My thread on Hillbilly Bacon in the hot smoked bacon forum should be moved to the cold smoked bacon forum. 

Thank you!


----------



## Bearcarver (Aug 29, 2017)

You did your Hillbilly Bacon at about 125° smoker temp, like I do my Bacon.

You put it in the right place.  Cold smoking here is considered below 100°.

It looks Great Too.

Bear

On edit, they changed the definition of cold smoked here---You were right, GL.

Bear


----------



## gearloose (Aug 29, 2017)

not according to the welcome message in the cold smoked bacon forum:


> Welcome to COLD SMOKED Bacon!  This is for bacons of all types that you have intentionally cold smoked, under 135° F internal.

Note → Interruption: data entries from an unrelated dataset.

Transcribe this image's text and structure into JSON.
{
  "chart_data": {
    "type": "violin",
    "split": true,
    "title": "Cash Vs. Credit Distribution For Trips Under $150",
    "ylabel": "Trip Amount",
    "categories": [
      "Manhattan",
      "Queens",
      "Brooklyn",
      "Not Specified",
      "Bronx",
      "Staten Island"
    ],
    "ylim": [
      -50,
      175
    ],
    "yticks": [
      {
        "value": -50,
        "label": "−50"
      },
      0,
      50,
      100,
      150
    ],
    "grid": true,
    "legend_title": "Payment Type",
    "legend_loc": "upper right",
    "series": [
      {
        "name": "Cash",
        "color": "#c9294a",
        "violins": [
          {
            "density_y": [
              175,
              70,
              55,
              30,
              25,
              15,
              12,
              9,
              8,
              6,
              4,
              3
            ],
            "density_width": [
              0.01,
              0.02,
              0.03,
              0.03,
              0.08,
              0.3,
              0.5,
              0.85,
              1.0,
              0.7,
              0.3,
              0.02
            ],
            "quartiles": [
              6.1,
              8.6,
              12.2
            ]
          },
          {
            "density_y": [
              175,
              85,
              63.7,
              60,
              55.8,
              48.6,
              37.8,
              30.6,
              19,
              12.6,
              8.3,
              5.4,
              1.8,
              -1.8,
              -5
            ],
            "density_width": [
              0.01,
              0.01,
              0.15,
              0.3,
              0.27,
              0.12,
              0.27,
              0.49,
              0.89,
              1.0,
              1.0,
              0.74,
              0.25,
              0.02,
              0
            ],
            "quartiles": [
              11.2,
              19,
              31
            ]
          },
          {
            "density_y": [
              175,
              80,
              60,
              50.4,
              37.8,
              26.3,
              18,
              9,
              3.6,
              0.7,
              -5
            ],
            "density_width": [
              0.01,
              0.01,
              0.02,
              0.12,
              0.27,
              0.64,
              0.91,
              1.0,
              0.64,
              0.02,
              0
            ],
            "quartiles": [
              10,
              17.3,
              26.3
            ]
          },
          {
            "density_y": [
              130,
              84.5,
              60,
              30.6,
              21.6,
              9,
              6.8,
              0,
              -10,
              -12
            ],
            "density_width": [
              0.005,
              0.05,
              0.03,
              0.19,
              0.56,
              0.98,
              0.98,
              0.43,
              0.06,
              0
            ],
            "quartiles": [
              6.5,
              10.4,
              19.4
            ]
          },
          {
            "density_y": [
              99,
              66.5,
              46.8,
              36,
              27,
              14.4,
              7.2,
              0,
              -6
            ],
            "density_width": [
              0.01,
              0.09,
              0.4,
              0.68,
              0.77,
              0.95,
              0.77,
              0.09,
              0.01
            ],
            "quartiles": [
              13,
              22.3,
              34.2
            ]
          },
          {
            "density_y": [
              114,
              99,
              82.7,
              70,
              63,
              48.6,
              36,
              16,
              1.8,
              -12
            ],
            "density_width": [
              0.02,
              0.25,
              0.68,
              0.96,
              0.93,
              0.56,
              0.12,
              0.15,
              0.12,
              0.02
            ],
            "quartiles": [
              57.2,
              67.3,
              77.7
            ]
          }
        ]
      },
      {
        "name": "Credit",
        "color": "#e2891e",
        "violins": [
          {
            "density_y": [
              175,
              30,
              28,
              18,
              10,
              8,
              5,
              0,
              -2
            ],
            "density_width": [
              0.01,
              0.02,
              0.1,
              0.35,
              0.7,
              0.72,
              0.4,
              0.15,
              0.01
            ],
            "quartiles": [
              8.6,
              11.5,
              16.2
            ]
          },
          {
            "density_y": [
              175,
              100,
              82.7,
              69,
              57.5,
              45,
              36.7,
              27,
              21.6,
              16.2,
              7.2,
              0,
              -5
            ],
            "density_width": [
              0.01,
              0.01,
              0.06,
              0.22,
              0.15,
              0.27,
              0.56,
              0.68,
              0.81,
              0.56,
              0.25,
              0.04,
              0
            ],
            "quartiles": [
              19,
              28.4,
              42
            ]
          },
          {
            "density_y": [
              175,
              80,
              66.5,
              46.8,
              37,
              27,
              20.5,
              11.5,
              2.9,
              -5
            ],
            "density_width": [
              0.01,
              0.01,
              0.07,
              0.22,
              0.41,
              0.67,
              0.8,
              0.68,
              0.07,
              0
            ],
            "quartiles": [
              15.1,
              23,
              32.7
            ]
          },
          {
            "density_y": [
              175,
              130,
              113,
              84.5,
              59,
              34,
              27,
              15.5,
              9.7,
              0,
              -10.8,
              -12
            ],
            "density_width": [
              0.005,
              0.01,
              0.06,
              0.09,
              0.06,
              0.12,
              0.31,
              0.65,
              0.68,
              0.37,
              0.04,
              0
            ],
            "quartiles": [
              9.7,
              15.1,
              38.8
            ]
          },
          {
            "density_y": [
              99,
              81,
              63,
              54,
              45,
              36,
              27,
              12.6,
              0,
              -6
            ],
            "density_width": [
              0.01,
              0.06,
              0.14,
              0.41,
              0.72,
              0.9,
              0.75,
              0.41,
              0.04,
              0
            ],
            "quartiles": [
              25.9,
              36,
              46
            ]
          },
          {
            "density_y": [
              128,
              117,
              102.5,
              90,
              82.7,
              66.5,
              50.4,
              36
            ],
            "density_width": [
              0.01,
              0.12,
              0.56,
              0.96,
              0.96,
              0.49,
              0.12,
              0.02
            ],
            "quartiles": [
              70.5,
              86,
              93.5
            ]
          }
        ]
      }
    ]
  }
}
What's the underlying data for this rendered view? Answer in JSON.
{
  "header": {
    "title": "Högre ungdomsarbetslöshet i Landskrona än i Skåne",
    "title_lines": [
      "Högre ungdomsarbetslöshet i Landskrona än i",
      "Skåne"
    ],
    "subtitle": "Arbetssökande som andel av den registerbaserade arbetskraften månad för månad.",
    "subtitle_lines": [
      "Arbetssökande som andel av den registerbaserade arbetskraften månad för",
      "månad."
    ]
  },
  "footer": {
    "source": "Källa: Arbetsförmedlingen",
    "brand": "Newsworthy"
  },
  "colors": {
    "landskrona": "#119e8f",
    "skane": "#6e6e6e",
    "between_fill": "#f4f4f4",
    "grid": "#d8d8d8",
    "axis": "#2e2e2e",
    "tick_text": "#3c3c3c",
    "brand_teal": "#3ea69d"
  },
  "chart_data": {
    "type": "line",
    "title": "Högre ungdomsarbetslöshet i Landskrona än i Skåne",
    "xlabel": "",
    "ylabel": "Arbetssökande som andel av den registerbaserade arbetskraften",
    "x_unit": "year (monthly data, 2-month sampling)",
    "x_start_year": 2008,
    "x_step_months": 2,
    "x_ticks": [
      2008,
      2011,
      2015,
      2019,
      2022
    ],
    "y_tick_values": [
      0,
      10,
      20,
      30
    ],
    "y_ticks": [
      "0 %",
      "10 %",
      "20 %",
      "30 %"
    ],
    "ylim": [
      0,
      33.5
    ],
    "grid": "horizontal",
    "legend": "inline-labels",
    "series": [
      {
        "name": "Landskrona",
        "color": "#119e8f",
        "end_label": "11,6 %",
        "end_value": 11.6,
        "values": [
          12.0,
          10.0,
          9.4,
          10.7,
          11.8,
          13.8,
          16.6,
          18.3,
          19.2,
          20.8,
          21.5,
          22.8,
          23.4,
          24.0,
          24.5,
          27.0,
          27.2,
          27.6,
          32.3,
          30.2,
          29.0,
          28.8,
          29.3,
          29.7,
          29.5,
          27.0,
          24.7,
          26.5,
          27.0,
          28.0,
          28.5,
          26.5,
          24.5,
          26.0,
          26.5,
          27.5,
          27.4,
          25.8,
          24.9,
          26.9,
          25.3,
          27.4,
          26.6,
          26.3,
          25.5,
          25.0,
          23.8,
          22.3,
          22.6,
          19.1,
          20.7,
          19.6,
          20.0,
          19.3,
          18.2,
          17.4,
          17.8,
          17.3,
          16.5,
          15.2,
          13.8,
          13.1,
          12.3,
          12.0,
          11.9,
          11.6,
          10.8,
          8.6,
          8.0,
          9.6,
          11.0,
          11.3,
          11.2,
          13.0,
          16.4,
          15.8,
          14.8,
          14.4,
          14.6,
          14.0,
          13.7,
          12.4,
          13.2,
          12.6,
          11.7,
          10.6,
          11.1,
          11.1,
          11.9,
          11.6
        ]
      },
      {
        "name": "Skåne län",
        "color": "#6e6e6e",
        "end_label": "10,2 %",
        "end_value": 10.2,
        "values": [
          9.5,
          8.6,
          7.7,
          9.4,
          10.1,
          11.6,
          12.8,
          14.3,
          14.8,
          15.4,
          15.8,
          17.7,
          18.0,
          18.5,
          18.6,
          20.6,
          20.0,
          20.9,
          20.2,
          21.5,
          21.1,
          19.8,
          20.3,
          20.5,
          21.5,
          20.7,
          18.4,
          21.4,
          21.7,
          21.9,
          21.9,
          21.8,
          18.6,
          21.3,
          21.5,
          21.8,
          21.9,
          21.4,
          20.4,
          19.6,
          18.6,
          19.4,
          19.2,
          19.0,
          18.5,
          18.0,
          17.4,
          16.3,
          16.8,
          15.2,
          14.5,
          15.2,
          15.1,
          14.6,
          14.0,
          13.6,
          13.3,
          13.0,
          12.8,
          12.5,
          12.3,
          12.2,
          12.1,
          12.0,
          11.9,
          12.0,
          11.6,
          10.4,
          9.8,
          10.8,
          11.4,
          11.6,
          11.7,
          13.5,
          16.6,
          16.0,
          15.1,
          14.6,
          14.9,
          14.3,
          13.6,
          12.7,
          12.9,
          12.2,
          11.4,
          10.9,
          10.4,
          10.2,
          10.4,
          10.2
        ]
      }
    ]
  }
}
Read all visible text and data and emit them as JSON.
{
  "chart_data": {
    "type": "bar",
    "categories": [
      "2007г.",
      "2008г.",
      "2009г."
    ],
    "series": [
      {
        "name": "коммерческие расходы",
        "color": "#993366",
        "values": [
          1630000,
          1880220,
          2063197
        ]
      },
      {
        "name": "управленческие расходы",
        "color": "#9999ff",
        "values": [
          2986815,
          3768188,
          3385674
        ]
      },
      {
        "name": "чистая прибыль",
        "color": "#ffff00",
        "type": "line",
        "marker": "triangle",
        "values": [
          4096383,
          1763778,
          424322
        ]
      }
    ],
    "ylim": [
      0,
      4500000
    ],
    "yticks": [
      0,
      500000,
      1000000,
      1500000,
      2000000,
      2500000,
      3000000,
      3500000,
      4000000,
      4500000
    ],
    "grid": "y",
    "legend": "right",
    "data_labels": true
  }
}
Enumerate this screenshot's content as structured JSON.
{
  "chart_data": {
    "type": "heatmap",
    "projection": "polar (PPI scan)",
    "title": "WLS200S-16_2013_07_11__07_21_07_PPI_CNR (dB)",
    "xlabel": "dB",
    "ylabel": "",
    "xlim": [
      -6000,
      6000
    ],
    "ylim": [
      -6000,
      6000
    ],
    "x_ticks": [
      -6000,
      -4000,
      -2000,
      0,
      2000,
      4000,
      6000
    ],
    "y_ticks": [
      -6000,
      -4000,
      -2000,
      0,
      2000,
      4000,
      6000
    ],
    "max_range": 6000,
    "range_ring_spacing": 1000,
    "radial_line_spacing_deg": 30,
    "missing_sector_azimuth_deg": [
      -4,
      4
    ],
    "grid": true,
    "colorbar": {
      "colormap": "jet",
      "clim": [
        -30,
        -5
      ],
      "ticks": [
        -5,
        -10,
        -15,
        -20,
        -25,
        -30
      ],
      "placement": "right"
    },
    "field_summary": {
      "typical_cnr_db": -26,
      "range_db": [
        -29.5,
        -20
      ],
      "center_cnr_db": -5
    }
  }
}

That's the reason I posted this request to move the thread.  I'm just trying to follow the forum guidelines.


----------



## Bearcarver (Aug 29, 2017)

gearloose said:


> not according to the welcome message in the cold smoked bacon forum:
> 
> That's the reason I posted this request to move the thread.  I'm just trying to follow the forum guidelines.


That's why I corrected myself "On Edit".

You were right---I said that.

On this forum Cold Smoked Bacon used to be using under 100° smoker temp.

It seems somebody changed that to "Cold Smoked means intentionally smoked to under 135° internal" (That Goofy).

So going by that you were 100% right.

I apologize.

Bear


----------



## gearloose (Aug 29, 2017)

Bearcarver said:


> It seems somebody changed that to "Cold Smoked means intentionally smoked to under 135° internal" (That Goofy).
> 
> So going by that you were 100% right.
> 
> ...


No problem.  I overlooked your edit when I made my post.  All's good.


----------



## pc farmer (Aug 29, 2017)

Moved it for ya


----------



## pit 4 brains (Aug 29, 2017)

I checked it out, you can flag your own post for editing / moving, etc..

It will more than likely speed up the request.


----------